L’arsenico è diventato un problema istituzionale e c’è bisogno di agire fattivamente.
“Stiamo lavorando – spiega il presidente della Provincia Meroi – per trovare una soluzione definitiva perché la gente è particolarmente preoccupata”.
C’è bisogno, quindi, di “approfondire gli aspetti tecnici che vanno attentamente valutati. La speranza – conclude – è quella di affrontare il problema dell’arsenico in maniera diversa, dobbiamo fare la nostra parte, dobbiamo collaborare di più con gli enti deputati al controllo”.
“Con il problema dell’arsenico abbiamo perso una battaglia – sono le parole dure del sindaco Leonardo Michelini -. Il territorio ha perso”.
La questione è che i costi degli impianti fatti finora sarebbero troppo alti e non rappresenterebbero una soluzione al problema.
“Dobbiamo attivarci per trovare una soluzione definitiva – sottolinea Michelini – con impianti nuovi rispetto a quelli fatti. E l’Università è importante in questa situazione”. Non bisogna “limitarsi al dearsenificatore, bisogna semplicemente trovare punti dove ci sia acqua che si può bere”.
“Servono soluzioni nuove – dice il consigliere regionale Valentini -. Nuovi acquedotti, nuovi pozzi, nuove sorgenti, le idee ci sono”.
In questo frangente, stando alle parole dell’assessore provinciale Equitani, la politica ha avuto le sue responsabilità.
“In Italia – afferma – viviamo alla giornata e non si affrontano bene i problemi, la questione dell’arsenico ne è l’esempio”. Ma qual è stato l’errore? “L’errore – prosegue Equitani – è stato nello spendere tanti soldi per i dearsenificatori che sono una soluzione temporanea”.

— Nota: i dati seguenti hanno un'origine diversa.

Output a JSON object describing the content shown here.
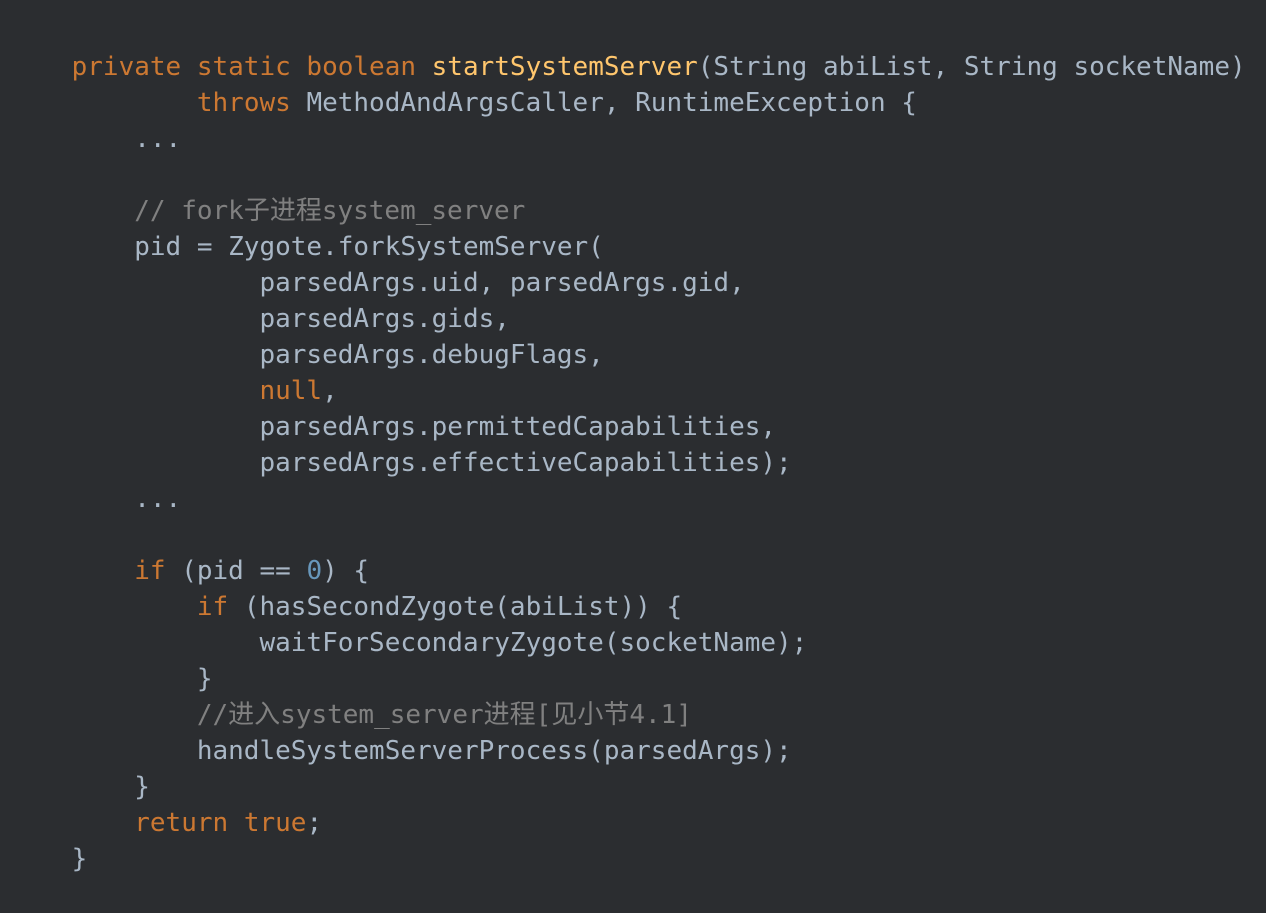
{
  "colors": {
    "background": "#2b2d30",
    "keyword": "#cc7832",
    "function_declaration": "#ffc66d",
    "text": "#a9b7c6",
    "comment": "#808080",
    "number": "#6897bb"
  },
  "code": {
    "lines": [
      {
        "tokens": [
          {
            "t": "kw",
            "v": "private static boolean "
          },
          {
            "t": "fn",
            "v": "startSystemServer"
          },
          {
            "t": "tx",
            "v": "(String abiList, String socketName)"
          }
        ]
      },
      {
        "tokens": [
          {
            "t": "tx",
            "v": "        "
          },
          {
            "t": "kw",
            "v": "throws "
          },
          {
            "t": "tx",
            "v": "MethodAndArgsCaller, RuntimeException {"
          }
        ]
      },
      {
        "tokens": [
          {
            "t": "tx",
            "v": "    ..."
          }
        ]
      },
      {
        "tokens": []
      },
      {
        "tokens": [
          {
            "t": "tx",
            "v": "    "
          },
          {
            "t": "cm",
            "v": "// fork子进程system_server"
          }
        ]
      },
      {
        "tokens": [
          {
            "t": "tx",
            "v": "    pid = Zygote.forkSystemServer("
          }
        ]
      },
      {
        "tokens": [
          {
            "t": "tx",
            "v": "            parsedArgs.uid, parsedArgs.gid,"
          }
        ]
      },
      {
        "tokens": [
          {
            "t": "tx",
            "v": "            parsedArgs.gids,"
          }
        ]
      },
      {
        "tokens": [
          {
            "t": "tx",
            "v": "            parsedArgs.debugFlags,"
          }
        ]
      },
      {
        "tokens": [
          {
            "t": "tx",
            "v": "            "
          },
          {
            "t": "kw",
            "v": "null"
          },
          {
            "t": "tx",
            "v": ","
          }
        ]
      },
      {
        "tokens": [
          {
            "t": "tx",
            "v": "            parsedArgs.permittedCapabilities,"
          }
        ]
      },
      {
        "tokens": [
          {
            "t": "tx",
            "v": "            parsedArgs.effectiveCapabilities);"
          }
        ]
      },
      {
        "tokens": [
          {
            "t": "tx",
            "v": "    ..."
          }
        ]
      },
      {
        "tokens": []
      },
      {
        "tokens": [
          {
            "t": "tx",
            "v": "    "
          },
          {
            "t": "kw",
            "v": "if"
          },
          {
            "t": "tx",
            "v": " (pid == "
          },
          {
            "t": "nm",
            "v": "0"
          },
          {
            "t": "tx",
            "v": ") {"
          }
        ]
      },
      {
        "tokens": [
          {
            "t": "tx",
            "v": "        "
          },
          {
            "t": "kw",
            "v": "if"
          },
          {
            "t": "tx",
            "v": " (hasSecondZygote(abiList)) {"
          }
        ]
      },
      {
        "tokens": [
          {
            "t": "tx",
            "v": "            waitForSecondaryZygote(socketName);"
          }
        ]
      },
      {
        "tokens": [
          {
            "t": "tx",
            "v": "        }"
          }
        ]
      },
      {
        "tokens": [
          {
            "t": "tx",
            "v": "        "
          },
          {
            "t": "cm",
            "v": "//进入system_server进程[见小节4.1]"
          }
        ]
      },
      {
        "tokens": [
          {
            "t": "tx",
            "v": "        handleSystemServerProcess(parsedArgs);"
          }
        ]
      },
      {
        "tokens": [
          {
            "t": "tx",
            "v": "    }"
          }
        ]
      },
      {
        "tokens": [
          {
            "t": "tx",
            "v": "    "
          },
          {
            "t": "kw",
            "v": "return true"
          },
          {
            "t": "tx",
            "v": ";"
          }
        ]
      },
      {
        "tokens": [
          {
            "t": "tx",
            "v": "}"
          }
        ]
      }
    ]
  }
}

Una delle proposte per cercare di ovviare al problema dell’arsenico è stata illustrata dal professor Vincenzo Piscopo che ha parlato della distribuzione dell’arsenico nelle acque sotterranee viterbesi.
“Una delle strategie migliori – spiega – sarebbe di andare a prendere l’acqua nei punti dove il contenuto di arsenico è più basso”. Oppure “intercettare le falde sospese che potrebbero, ad esempio, soddisfare il fabbisogno dei piccoli comuni”.
Delle soluzioni alternative e a lungo termine sembrano esserci e, stando agli studi e alle ricerche illustrate, permetterebbero anche di risparmiare sui costi.